GREEN COVE SPRINGS – Tax Collector Jimmy Weeks will see his decades-long tenure with the county come to a close later this year and he wouldn’t have done it any other way.
Weeks has lived in Clay County all his life. It’s his home. After a company- wide layoff at a mining business he worked for back in the 1970s, Weeks felt the call of the government. It wasn’t the call of the public office he holds now – that would come more than a decade later – but it was a call to serve the area he’s called home all his life.
“During that layoff period, I decided that maybe I would take a chance to go work for the government,” Weeks said. “I had been doing a lot of engineering work for this mining company, so I applied for a job with the county for an assistant engineering position.”
Weeks was hired in 1978 and he performed pavement inspections, worked on county-wide drainage projects and held subdivision reviews. He was apparently really good at his job because around 1984 when the county’s public works director left the position, the Board of County Commissioners asked Weeks to hold the position as an interim director for six months.
The county used those six months to find the best candidate for its next public works director. They selected Weeks.
“I managed over 100 employees in that position and it was scary for me because I had never managed more than a handful,” Weeks said. “I was waiting for [the BCC] to call me up after that six months to let me know that I could go back to my old job. They decided that I should stay in the position.”
Weeks would stay in that position for 12 years. He did much more than a public works director. He helped with stints in human resources, resource directories, the development department and civic organization relations.
“I met many people around the county,” Weeks said. “After 12 years, I still loved what I was doing but I was ready for something different.”
The county’s tax collector retired in 1996 and Weeks decided to run for the position.

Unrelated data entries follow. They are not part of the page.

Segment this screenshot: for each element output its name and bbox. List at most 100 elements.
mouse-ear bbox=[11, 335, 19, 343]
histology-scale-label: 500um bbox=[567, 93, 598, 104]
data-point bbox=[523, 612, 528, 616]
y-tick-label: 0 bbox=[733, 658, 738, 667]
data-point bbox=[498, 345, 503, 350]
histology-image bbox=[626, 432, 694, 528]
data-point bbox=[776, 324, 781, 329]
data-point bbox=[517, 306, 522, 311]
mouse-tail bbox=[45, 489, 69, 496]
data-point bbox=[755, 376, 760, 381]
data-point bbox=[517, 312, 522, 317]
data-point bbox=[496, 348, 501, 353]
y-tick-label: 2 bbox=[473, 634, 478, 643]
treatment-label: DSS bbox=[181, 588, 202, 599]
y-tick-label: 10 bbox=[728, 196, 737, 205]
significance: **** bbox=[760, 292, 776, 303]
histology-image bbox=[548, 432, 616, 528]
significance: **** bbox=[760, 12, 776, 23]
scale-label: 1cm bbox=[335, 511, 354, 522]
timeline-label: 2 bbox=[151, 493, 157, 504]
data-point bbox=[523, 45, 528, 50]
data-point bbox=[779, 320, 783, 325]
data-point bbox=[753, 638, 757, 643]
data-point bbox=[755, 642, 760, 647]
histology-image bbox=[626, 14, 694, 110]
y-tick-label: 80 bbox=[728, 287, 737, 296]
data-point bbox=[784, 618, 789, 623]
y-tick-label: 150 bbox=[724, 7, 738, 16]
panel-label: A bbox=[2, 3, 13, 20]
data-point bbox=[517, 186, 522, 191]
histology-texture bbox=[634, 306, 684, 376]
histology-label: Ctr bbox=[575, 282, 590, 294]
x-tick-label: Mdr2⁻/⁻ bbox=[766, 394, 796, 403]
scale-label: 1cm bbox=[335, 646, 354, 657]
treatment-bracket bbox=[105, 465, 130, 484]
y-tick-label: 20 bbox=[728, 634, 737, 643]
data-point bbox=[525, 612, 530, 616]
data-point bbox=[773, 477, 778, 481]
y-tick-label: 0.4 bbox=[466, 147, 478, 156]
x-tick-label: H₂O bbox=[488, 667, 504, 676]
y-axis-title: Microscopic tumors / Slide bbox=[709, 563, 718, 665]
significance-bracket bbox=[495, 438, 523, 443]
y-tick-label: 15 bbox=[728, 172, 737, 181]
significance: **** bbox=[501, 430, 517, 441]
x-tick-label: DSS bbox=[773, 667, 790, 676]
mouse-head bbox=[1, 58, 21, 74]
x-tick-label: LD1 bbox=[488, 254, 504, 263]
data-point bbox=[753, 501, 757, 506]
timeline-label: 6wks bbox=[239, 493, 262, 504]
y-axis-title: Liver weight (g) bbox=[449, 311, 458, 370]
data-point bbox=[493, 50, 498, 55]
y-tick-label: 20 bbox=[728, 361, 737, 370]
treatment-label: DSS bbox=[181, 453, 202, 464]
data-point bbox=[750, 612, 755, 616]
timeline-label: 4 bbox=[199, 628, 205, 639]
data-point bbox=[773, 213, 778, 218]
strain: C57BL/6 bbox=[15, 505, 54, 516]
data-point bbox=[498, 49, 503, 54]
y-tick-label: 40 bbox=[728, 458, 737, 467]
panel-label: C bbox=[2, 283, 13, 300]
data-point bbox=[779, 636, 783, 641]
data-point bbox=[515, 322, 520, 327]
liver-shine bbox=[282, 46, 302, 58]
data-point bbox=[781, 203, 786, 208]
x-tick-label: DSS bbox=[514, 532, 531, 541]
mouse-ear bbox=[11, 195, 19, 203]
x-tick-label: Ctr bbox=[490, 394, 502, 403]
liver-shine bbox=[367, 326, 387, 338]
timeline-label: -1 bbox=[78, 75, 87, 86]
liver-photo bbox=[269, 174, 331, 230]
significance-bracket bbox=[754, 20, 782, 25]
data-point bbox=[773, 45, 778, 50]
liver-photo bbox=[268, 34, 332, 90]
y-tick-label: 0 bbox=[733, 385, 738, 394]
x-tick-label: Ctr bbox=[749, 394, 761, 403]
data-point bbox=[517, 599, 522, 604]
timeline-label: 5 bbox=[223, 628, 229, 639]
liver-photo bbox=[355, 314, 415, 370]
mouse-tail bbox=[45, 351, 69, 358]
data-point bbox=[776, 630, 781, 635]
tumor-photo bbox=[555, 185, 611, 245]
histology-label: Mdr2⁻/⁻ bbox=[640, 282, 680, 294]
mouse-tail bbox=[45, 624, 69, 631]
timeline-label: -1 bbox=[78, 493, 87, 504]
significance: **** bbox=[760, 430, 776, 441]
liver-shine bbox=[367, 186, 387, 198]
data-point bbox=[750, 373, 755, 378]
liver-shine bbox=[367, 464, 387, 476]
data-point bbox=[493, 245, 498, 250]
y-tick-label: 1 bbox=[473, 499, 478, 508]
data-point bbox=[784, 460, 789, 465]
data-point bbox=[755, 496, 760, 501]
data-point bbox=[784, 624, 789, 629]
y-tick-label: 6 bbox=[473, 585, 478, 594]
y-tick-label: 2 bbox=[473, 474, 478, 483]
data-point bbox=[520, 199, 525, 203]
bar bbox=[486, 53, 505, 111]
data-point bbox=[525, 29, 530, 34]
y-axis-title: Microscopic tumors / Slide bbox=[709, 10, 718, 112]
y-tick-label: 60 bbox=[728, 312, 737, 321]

“I was going on the premise that I had not only lived here all of my life, but felt like during my 18 years working for the county, I had a jump start on what public office would require. It seemed to fit in perfectly with what I had already done in my career.”
The people agreed because he was elected to the position. The next five terms of his career, he would run once more for tax collector, unopposed each time. He calls that a blessing. A blessing to continue a job he calls truly wonderful and a blessing to have that kind of support from the people in Clay County.
He manages the operation of people, of money flowing in and out, vehicles, concealed weapon permits and of course, taxes. When he first began in the position, there was the office in Green Cove Springs and a smaller office on Blanding Boulevard at Bear Run. He soon after opened up a new office on Park Avenue in what he considers to be an Orange Park hub. He also opened an office in Keystone Heights so the people there would no longer need to rely on the mobile unit.
“So much changed as the years went by,” Weeks said. “All of it basically stems to the change in population. It grew so we had to grow in employees and services to meet that. We focused on making sure people didn’t have to sit here for two hours.
“The one thing I did preach to my people here that I hired through the years is to make sure our services are friendly. We should always be cordial to people and swift at our jobs. I always wanted to make sure we were professional. I think we’ve been able to do that and I think people have recognized that.”
Weeks will see his time working for the county come to a close this year after more than 40 years. And he’s ready to begin a new chapter in his life. He has many hobbies, lots of charity in his heart still, some traveling plans and plenty of grandchildren to keep him busy. I don’t see myself getting bored, he said.
As he prepares his goodbyes in the coming months, he continues to believe Clay County to be the best place to live.
“I’ve seen a lot of change coming but I know the integrity of who we are in Clay County,” Weeks said. “I hope the people will not let us get too large so that we don’t forget the quality of life here. I’ll be on the outside looking in and hopefully myself and others will continue to give input to the government leaders of Clay County – that input is what’s helped me all these years.
“This new chapter in my life will be different for me but it’s time. I’ve been blessed. If I look back, I see a God-ordained path and I know I couldn’t have done it any better myself.”